Mes grands-parents organisaient un grand déjeuner ou dîner à chaque fois et invitaient tout le groupe, parents ou non. Parfois, il y avait plus de quarante personnes à nourrir, en plus de toute la famille au Liban.


Je me souviens qu’il y avait plus d'une trentaine de variétés de mezzés sur la table, en plus de nombreux plats et desserts ! Les préparatifs commençaient deux mois à l’avance pour être prêt pour le grand jour. En gros, c'était comme organiser un mariage tous les deux ans. Mais le plus ironique est que mes grands-parents ne pouvaient pas se le permettre financièrement, alors ils empruntaient de l'argent pour le faire. Ceci est un vrai exemple d’un besoin libanais unique et absurde d'abondance et d'hospitalité.


Une pièce réservée aux invités


Maintenant que vous avez une idée de nos coutumes de partage culinaire, laissez-moi vous présenter certaines caractéristiques « bizarres » de nos maisons.


En effet, dans chaque maison, la plus grande pièce était aménagée en salon réservé aux visiteurs et aux occasions spéciales. Ceci est en train de disparaitre avec les nouvelles générations.


La maison de ma grand-mère maternelle était un simple trois-pièces. Au lieu d’avoir des chambres à coucher appropriées pour toute la famille, mes grands-parents avaient préféré coucher les enfants (et plus tard eux-mêmes) dans le séjour. Ainsi, ils avaient un salon prêt pour recevoir les invités et visiteurs « importants ».


De plus, dans la plupart des maisons, les familles mangeaient habituellement dans la cuisine bien qu’il y avait une salle à manger. Et s'il n'y avait pas de place dans la cuisine, il y avait toujours une petite table pliante prête à installer dans le séjour où la famille mangeait au quotidien. La salle à manger était réservée aux grandes fêtes et aux invités. Les voisins et les proches parents mangeaient dans la cuisine.

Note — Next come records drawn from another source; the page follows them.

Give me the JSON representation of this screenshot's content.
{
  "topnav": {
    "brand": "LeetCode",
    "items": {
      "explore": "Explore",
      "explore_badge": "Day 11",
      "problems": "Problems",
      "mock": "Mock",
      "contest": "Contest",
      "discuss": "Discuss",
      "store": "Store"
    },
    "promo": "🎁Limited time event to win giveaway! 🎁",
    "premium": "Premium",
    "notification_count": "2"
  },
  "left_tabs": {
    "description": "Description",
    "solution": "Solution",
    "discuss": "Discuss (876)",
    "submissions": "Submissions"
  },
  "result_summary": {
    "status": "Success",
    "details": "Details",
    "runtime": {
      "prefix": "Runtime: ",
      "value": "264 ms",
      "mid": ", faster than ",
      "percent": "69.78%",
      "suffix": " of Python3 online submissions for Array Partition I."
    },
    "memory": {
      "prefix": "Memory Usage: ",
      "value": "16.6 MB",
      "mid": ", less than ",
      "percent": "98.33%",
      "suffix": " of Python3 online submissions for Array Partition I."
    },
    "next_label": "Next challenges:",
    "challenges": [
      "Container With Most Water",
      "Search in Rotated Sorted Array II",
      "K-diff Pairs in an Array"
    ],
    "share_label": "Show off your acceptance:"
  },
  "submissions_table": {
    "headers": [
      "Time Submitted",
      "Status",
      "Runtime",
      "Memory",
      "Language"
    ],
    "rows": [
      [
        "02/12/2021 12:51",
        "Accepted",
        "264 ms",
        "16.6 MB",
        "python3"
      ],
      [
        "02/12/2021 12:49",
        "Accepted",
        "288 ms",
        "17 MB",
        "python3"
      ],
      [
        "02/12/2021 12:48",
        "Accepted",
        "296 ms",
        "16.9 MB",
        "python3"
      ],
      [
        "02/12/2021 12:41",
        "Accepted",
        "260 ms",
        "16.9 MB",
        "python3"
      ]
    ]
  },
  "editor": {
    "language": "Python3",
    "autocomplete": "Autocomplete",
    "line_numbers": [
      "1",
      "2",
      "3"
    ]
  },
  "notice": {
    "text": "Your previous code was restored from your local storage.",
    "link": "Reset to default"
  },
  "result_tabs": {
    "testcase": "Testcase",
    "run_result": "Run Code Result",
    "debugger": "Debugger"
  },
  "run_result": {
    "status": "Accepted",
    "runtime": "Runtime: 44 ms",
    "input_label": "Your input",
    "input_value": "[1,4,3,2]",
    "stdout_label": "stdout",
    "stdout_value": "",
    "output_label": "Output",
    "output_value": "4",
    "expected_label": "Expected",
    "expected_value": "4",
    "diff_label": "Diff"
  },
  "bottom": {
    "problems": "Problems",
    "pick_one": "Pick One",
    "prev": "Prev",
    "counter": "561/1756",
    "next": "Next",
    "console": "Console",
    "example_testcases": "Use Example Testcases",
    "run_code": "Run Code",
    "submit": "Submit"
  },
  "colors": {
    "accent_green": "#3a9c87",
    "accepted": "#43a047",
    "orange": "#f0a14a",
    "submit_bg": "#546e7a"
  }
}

Exposer sa vaisselle des grands jours


Qu’en est-il des services de table complets en porcelaine, des ribambelles de verre en Crystal ou des écrins de couverts en argent ? Pendant longtemps, ceux-ci furent les cadeaux préférés des jeunes mariés et ils étaient exposés dans les vitrines des salles à manger. Mais au moment où vous quittiez la maison de vos parents pour vous installer ailleurs, vous auriez utilisé les assiettes en porcelaine pour le dîner de Noël ou les célébrations de l'Aïd seulement, et les verres en cristal pour les mariages.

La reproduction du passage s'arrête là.